Dikatakan Lucky, ada dua hal yang memberatkan terdakwa. Yakni perbuatannya telah merugikan nasabah dan membuat buruk citra BSI. Sementara, untuk perbuatan yang meringankan disebutkan sebanyak lima.
Disampaikan Lucky, untuk sementara terhadap berkas YF suami TKD sendiri, pihaknya masih akan melakukan penelitian lebih lanjut.
Sementara, Kuasa Hukumnya TKD , Dede Frastian, S.H, menyatakan sikap masih pikir-pikir masih ada waktu selama 7 hari ke depan untuk kliennya mempertimbangkan langkah hukum selanjutnya.
"Memang sampai saat ini belum ada koordinasi dengan klien. Tapi melihat situasi, klien masih pikir-pikir," terang Dede.
Meski mensyukuri vonis hakim yang lebih rendah dari tuntutan JPU, menurut Dede, langkah yang sebaiknya diambil kliennya adalah banding. Ia beralasan, vonis yang dijatuhkan majelis hakim tersebut belum memenuhi rasa keadilan bagi kliennya. Apalagi TKD dalam kondisi sebagai seorang ibu yang baru saja melahirkan.
"Tentu kami syukuri putusan itu, karena ada pengurangan hukuman dan rasa keadilan bagi terdakwa. Tetapi secara subjektif, itu belum memenuhi rasa keadilan. Saya sebagai pembela, tentu akan menggunakan haknya untuk menempuh langkah hukum banding," jelasnya.
Menurut Dede, pihaknya menilai bahwa perkara yang mendera kliennya itu akibat sikap BSI yang tergesa-gesa. Bahwa klien kami sudah menunjukkan itikad baik dengan mengembalikan uang nasabah mencapai Rp 2,4 milyar.
Dijelaskan Dede, mestinya perkara tersebut tidak perlu masuk ke ranah pidana, tetapi bisa hanya perdata.
"Tapi BSI buru-buru memberi dana talangan kepada nasabah dan melaporkan perkara ke Mabes Polri sehingga perkara ini menjadi pidana yang kemudian tidak bisa lagi diselesaikan secara perdata," katanya.
Dikatakan Dede, sejak awal pihaknya berharap kasus ini bisa diputus (onslah) karena tidak ada unsur pidananya.
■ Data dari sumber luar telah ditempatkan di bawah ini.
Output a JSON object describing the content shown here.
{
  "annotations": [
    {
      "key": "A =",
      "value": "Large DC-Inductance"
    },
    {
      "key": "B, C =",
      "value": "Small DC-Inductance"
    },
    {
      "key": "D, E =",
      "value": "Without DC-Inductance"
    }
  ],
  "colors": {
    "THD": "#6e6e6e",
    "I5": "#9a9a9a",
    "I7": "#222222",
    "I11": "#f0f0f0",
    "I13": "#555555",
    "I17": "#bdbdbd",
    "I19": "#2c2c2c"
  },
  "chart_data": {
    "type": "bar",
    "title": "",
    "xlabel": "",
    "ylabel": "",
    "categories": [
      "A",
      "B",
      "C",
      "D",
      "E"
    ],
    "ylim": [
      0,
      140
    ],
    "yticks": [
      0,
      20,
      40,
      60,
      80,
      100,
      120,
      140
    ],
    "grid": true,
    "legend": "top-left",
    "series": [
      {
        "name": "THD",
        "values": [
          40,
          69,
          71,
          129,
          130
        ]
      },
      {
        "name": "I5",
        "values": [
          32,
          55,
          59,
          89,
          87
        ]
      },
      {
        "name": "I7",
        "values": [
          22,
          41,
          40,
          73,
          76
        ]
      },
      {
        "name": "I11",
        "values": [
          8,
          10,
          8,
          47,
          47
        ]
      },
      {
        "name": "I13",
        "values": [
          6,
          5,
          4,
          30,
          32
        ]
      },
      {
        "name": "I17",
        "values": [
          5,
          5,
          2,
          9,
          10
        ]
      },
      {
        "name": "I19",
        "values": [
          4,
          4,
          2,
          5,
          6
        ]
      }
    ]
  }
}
Apalagi, sejak awal kliennya sudah beritikad baik mengembalikan uang nasabah.
Sementara, terhadap suami terdakwa, Dede mengatakan bahwa kliennya nanti akan menjadi saksi karena perkara pokok yang dihadapi suami TKD adalah perkara TKD sendiri. Hanya saja Dede mengaku belum mendapatkan berkas dakwaannya sehingga belum mengetahui pasal pasal apa yang dipakai menjerat suami kliennya tersebut.
"Gambarannya, sepertinya suami TKD ini akan dikenakan pasal TPPU secara pasif dimana ada unsur patut diduga tersebut yang mana ada beberapa aliran dana yang masuk ke rekening atas nama suaminya tersebut," tukasnya.
Diberitakan sebelumnya, Jaksa Penuntut Umum (JPU) , menuntut terdakwa hukuman 11 tahun penjara dan denda sebesar Rp 10 milyar subsideair 4 bulan penjara.
Dan terdakwa diduga melanggar Pasal 63 ayat (1) huruf c UU Nomor 21 Tahun 2008 tentang Perbankan Syariah dan Pasal 3 UU Nomor 8 Tahun 2010 tentang Tindak Pidana Pencucian Uang (TPPU).